Caterpillar will add an SCR module to its existing emissions control system to reach Tier 4-Final standards.
Caterpillar will add an SCR module to its existing emissions control system to reach Tier 4-Final standards. The module will be located behind the current DOC/DPF unit and will require no engineering modifications in any of its machines.
“We’ve designed with the end in mind,” said Tana Utley, chief technology officer and vice president, explaining that the Tier 4-Intermin engineering design changes allowed room for the Final systems.

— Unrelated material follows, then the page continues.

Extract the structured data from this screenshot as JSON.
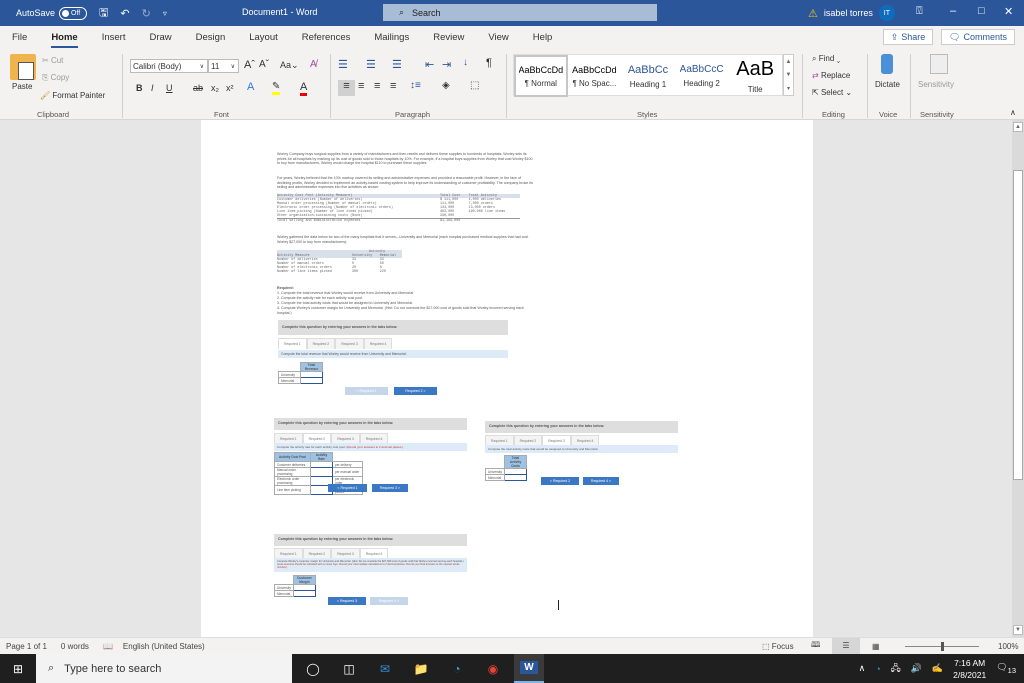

Urea is injected into the exhaust stream in a mixing tube located between the DOC/DPF unit and the SCR unit. SCR will be added to all diesels beginning with the Cat C4.4 and running through the C18. It will be used “as required” in the large end, ranging from the Cat C27 through C175.
Utley said net fluid consumption will be reduced by up to 5 percent, which is the volume of diesel plus the volume of the urea diesel exhaust fluid (DEF). Total consumption will go down even with the additional fluid (DEF) because fuel efficiency will increase, Caterpillar said. Because the SCR system is coupled with the existing EGR system, Caterpillar said it can program the engine for higher combustion and increase fuel efficiency, while letting the SCR system remove the NOx.
In addition, DEF consumption will be 3 percent of the diesel fuel consumption, Caterpillar said. And with current DEF prices in the $1.50 range, costs will be considerably less than that for diesel fuel.
The engine itself has no changes other than software in order to meet Tier 4-F. The rigid supporting cradle, holding both units, will be mounted into the machine and shock-isolated to protect componentry, such as ceramics, throughout the life of the engine, Caterpillar says.